Estavamos em 1991 e tinha acabado de ler/devorar/viver a sua autobiografia. Lembro-me de ir para as aulas de comunicação e marketing e de estar a ouvir os seus solos na minha mente, enquanto os professores peroravam sobre algo de que não me lembro já.

Tornei-me, então, assíduo frequentador da megastore da Valentim de Carvalho no Rossio e esgotei praticamente todo o stock de discos de Miles Davis, sobretudo dos anos 50/60.

Eis quando surge a notícia de que Miles em pessoa tocaria no Coliseu dos Recreios. Nem pensei duas vezes, dirigi-me à bilheteira e troquei 5 valiosos contos por um precioso lugar na primeira fila.

O concerto foi fenomenal, embora de jazz pouco ou nada tivesse. Mas tinha Miles e tinha-o ao seu melhor. Absorvi tudo: a música, o cenário (desenhado por ele mesmo), os seus gestos, os tiques, a forma como anunciava os músicos levantando um cartaz branco com o seu nome escrito a negro.
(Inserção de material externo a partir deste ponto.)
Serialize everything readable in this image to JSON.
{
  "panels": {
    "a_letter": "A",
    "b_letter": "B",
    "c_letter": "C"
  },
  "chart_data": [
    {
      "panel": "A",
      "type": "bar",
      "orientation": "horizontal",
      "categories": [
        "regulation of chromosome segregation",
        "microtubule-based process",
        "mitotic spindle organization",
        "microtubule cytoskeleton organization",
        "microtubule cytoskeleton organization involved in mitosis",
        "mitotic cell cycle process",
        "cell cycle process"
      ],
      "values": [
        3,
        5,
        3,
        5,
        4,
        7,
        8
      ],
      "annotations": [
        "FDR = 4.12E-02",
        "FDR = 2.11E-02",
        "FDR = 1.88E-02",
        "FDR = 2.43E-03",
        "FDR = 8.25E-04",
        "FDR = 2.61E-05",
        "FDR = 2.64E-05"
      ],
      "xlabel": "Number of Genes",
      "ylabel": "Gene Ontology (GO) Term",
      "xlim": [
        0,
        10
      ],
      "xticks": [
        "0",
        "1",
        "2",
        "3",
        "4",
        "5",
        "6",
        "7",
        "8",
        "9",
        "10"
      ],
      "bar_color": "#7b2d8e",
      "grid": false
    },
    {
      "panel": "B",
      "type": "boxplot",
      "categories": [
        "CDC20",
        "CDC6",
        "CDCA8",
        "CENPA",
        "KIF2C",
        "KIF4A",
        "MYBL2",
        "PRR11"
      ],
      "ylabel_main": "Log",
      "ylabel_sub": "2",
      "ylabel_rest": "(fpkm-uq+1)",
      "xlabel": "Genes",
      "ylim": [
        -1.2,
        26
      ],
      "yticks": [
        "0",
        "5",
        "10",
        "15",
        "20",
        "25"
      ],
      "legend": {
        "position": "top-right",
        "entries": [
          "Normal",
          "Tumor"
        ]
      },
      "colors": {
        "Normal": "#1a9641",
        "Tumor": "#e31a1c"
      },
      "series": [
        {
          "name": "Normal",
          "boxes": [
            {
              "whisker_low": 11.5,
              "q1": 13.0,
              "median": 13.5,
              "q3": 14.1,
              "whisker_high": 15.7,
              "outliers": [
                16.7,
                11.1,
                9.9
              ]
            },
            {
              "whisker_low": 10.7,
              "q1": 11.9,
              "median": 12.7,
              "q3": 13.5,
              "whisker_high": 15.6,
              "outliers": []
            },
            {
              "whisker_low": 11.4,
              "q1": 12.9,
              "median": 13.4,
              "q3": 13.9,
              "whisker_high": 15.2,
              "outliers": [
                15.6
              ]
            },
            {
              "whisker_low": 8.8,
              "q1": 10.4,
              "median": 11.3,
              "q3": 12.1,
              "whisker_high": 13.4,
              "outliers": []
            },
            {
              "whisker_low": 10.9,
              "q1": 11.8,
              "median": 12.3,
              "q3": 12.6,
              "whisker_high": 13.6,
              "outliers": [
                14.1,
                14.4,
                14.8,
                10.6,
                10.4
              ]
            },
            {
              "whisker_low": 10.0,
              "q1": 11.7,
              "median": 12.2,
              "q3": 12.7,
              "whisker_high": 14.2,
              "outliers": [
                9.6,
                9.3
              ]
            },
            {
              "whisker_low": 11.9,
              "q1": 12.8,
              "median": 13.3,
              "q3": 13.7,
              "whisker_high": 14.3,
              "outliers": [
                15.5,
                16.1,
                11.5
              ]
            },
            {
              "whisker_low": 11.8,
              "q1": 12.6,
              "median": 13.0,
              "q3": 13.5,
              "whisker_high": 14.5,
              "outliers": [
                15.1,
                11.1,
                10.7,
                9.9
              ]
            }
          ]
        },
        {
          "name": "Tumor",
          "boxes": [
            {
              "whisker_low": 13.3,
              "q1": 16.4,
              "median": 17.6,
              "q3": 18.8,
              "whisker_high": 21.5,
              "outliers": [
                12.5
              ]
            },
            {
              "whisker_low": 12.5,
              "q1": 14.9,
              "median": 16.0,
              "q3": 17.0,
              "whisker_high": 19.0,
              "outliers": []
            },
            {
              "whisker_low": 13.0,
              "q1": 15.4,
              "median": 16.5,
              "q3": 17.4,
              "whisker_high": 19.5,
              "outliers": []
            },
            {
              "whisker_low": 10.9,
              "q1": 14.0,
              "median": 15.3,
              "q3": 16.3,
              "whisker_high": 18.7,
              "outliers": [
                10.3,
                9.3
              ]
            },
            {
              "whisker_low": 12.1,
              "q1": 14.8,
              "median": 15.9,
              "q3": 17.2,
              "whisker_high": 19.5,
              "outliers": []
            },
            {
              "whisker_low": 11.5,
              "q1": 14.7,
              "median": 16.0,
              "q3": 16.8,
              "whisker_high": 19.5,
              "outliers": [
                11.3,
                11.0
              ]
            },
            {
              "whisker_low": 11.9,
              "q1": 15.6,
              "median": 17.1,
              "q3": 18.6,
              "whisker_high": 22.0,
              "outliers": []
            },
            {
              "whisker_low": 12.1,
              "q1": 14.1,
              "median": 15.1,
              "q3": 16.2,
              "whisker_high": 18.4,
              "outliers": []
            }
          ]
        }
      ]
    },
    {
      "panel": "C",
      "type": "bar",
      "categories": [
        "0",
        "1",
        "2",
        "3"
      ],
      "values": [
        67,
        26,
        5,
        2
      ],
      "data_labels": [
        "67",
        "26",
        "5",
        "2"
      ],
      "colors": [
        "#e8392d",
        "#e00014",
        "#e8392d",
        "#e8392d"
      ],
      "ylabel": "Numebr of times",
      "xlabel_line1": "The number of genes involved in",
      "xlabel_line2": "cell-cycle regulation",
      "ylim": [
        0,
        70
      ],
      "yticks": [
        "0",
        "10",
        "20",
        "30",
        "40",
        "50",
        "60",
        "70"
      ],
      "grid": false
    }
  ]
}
No fim, deixei-me ficar a absorver ainda o ambiente da sala e quando saí vi-o partir num Mercedes preto, rodeado de centenas de fans. Não disse uma palavra nem fez um aceno de mão sequer. Partiu à Miles Davis, em silêncio. O discurso tinha sido lá dentro no Coliseu. Ele, o mago do trompete, nada mais tinha a acrescentar.

Isto passou-se em Março e algo me dizia que ele não mais voltaria a Portugal. Foi então que decidi ir esperá-lo ao hotel. A inclusão do Tivoli na lista de patrocinadores do concerto fez-me suspeitar de que ele estaria por lá instalado e por isso no dia seguinte, logo pela manhã, baldei-me às aulas e plantei-me cá fora na entrada do dito hotel.

8h30, em sentido, olhos bem abertos. E esperei.

Mas, não desesperei, passados alguns instantes saía pela porta principal aquela figura de que eu sabia praticamente toda a vida pela autobiografia que acabara de ler pela enésima vez. De repente, ele já não era apenas um conjunto de letras, linhas, pensamentos e notas. Era ele mesmo, ali à minha frente em carne e osso. O mito adquiria forma.

Lembro-me que o que mais me impressionou foram uns sapatos pele de crocodilo que ele usava. Não sei porquê, mas a verdade é que nunca mais me sairam da cabeça. Eram uns sapatos rasos, pretos. Depois havia aquela farta cabeleira, provavelmente postiça.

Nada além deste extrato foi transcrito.